I have a big problem. The MSN spiderbot and yahoo spiderbot has been spidering a few pages of my sites rather excessively. The pages are pretty useless pages: http://www.internetmlm.net /Members_List-index-letter-D-sortby-uname-authid-584ee0d621f48c9ab0b4a7d8241daaf5.html /Members_List-index-letter-O-sortby-uname-authid-329dd717c93377ceb91190d411e82a0c.html The spidering is so bad that my webhost even shut down my entire site for consuming too much CPU. I have since relocated my site to another webhost. Top Process %CPU 17.0 [www.internetmlm.net] [/Members_List-index-letter-L-sortby-url-authid-557f90d9d3aa] Top Process %CPU 14.0 [www.internetmlm.net] [/Members_List-index-letter-All-sortby-url-authid-c14de1784c] Top Process %CPU 12.8 [www.internetmlm.net] [/Members_List-index-letter-X-sortby-url-authid-eda30773091f] How do I stop them from accessing these pages? Tried disallow members* but it didn't do the trick.
try putting this inside of the header of your webpage... <meta name="robots" content="noindex"> the above should tell se robots not to index the particular page...
Are those session ID strings there? If so that could be your problems. Session IDs can sometimes make spiders get stuck, especially if the ID changes every time it hits. Find a way to turn off the session IDs when the bots hit and this problem might just go away that fast.

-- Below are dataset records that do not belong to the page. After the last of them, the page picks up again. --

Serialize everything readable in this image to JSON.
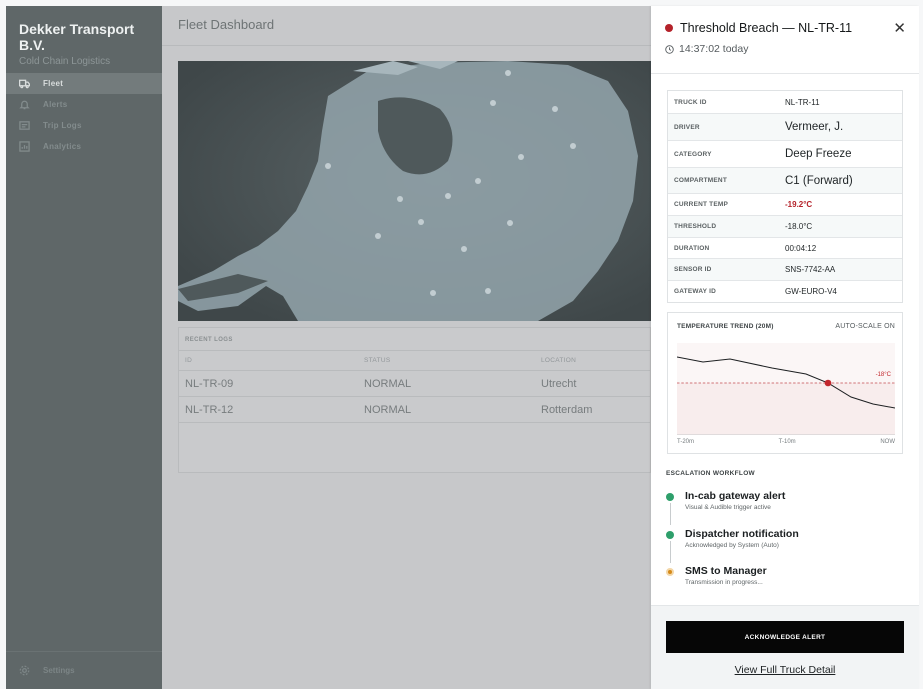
{
  "sidebar": {
    "brand_name": "Dekker Transport B.V.",
    "brand_sub": "Cold Chain Logistics",
    "items": [
      {
        "label": "Fleet",
        "icon": "truck-icon",
        "active": true
      },
      {
        "label": "Alerts",
        "icon": "bell-icon",
        "active": false
      },
      {
        "label": "Trip Logs",
        "icon": "trip-logs-icon",
        "active": false
      },
      {
        "label": "Analytics",
        "icon": "analytics-icon",
        "active": false
      }
    ],
    "settings_label": "Settings"
  },
  "main": {
    "title": "Fleet Dashboard",
    "logs": {
      "title": "RECENT LOGS",
      "columns": [
        "ID",
        "STATUS",
        "LOCATION"
      ],
      "rows": [
        {
          "id": "NL-TR-09",
          "status": "NORMAL",
          "location": "Utrecht"
        },
        {
          "id": "NL-TR-12",
          "status": "NORMAL",
          "location": "Rotterdam"
        }
      ]
    }
  },
  "panel": {
    "title": "Threshold Breach — NL-TR-11",
    "time": "14:37:02 today",
    "details": [
      {
        "label": "TRUCK ID",
        "value": "NL-TR-11",
        "style": "normal"
      },
      {
        "label": "DRIVER",
        "value": "Vermeer, J.",
        "style": "big"
      },
      {
        "label": "CATEGORY",
        "value": "Deep Freeze",
        "style": "big"
      },
      {
        "label": "COMPARTMENT",
        "value": "C1 (Forward)",
        "style": "big"
      },
      {
        "label": "CURRENT TEMP",
        "value": "-19.2°C",
        "style": "red"
      },
      {
        "label": "THRESHOLD",
        "value": "-18.0°C",
        "style": "normal"
      },
      {
        "label": "DURATION",
        "value": "00:04:12",
        "style": "normal"
      },
      {
        "label": "SENSOR ID",
        "value": "SNS-7742-AA",
        "style": "normal"
      },
      {
        "label": "GATEWAY ID",
        "value": "GW-EURO-V4",
        "style": "normal"
      }
    ],
    "trend": {
      "title": "TEMPERATURE TREND (20M)",
      "autoscale": "AUTO-SCALE ON",
      "threshold_label": "-18°C",
      "x_labels": [
        "T-20m",
        "T-10m",
        "NOW"
      ]
    },
    "escalation": {
      "title": "ESCALATION WORKFLOW",
      "steps": [
        {
          "name": "In-cab gateway alert",
          "sub": "Visual & Audible trigger active",
          "state": "done"
        },
        {
          "name": "Dispatcher notification",
          "sub": "Acknowledged by System (Auto)",
          "state": "done"
        },
        {
          "name": "SMS to Manager",
          "sub": "Transmission in progress...",
          "state": "pending"
        }
      ]
    },
    "ack_label": "ACKNOWLEDGE ALERT",
    "view_label": "View Full Truck Detail"
  },
  "colors": {
    "alert_red": "#b4222a",
    "done_green": "#2e9f6b",
    "pending_orange": "#d58a1a"
  }
}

Sorry if going a little off topic but is the MSN bot the same as the Yahoo bot. On my Sites Admin stats the Yahoo bot is constantly there under multiple IP addresses gobbling up heaps of bandwidth. I never see any reference to the MSN bot. However in my Cpanel stats Yahoo doesn't show up at all but MSN does. The Google bot has been showing up twice a day for the past two months.